Ao assumir a Secretaria de Direitos Humanos da prefeitura de São Paulo, convidado por Fernando Haddad, o primeiro desafio em relação a Perus foi conversar com os familiares dos desaparecidos, descrentes da ação do poder público. Mesmo na Universidade Federal de São Paulo (Unifesp), havia certa resistência, basicamente por falta de recursos e de equipamentos. Começariam ali as gestões que culminaram na criação do Centro de Antropologia e Arqueologia Forense (Caaf).

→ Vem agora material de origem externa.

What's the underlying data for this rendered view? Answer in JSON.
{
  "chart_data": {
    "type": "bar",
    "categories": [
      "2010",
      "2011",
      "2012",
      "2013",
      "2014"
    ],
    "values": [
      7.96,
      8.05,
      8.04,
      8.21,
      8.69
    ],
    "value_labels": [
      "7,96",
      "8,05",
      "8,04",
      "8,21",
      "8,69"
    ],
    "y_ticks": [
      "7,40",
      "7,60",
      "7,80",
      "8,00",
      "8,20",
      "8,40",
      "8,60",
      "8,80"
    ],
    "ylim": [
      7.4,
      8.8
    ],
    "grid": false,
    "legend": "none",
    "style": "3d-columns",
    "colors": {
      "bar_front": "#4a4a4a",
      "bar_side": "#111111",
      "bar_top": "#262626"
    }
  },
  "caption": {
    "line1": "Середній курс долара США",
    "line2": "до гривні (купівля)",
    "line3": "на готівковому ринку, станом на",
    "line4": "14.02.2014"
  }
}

“A gente sabia que se não houvesse um centro técnico teríamos muitas dificuldades”, lembra Sottili. Ele destaca a participação de várias pessoas nesse processo, como as ex-ministras Maria do Rosário e Eleonora Menicucci. Era preciso concretizar esse centro, porque os familiares não aceitavam as alternativas: o Instituto Médico Legal ou a Polícia Federal, vistas como “parte do processo de desaparecimento” de militantes durante a ditadura. Isso só podia acontecer se o caso Perus fosse visto como prioridade.
“A Ideli (Salvatti) foi chave, crucial nesse processo. O Haddad também teve determinação”, afirma Sottili. Ele cita ainda a ativista Suzana Lisboa (“Foi uma guerreira”), a ex-prefeita Luiza Erundina, sob cuja gestão se deu a descoberta da vala clandestina, em 1990, e Carla Borges, ex-coordenadora de Direito à Memória e à Verdade da prefeitura. “A equipe técnica do Caaf são outros heróis”, acrescenta. À lista somam-se ainda a procuradora da República Eugênia Gonzaga, o ativista Ivan Seixas e o perito Samuel Ferreira.
A busca de recursos foi um desafio permanente para a manutenção das atividades, a partir da formação do GTP, em 2014, a partir da parceria entre as secretarias nacional e municipal de Direitos Humanos, a Comissão Especial sobre Mortos e Desaparecidos Políticos e a Unifesp. Isso permitiu superar dificuldades como o rompimento com os peritos argentinos, que faziam parte da equipe, juntamente com técnicos peruanos e brasileiros. “É o resultado de um trabalho que vem desde a descoberta da vala.”
Das caixas com mais de mil ossadas, 750 já foram analisadas. E 100 ossadas “com maior probabilidade de compatibilidade” foram enviadas para o laboratório europeu. Por isso, Sottili avalia que novas descobertas ainda podem acontecer. “Acreditamos que podemos encontrar outras pessoas.”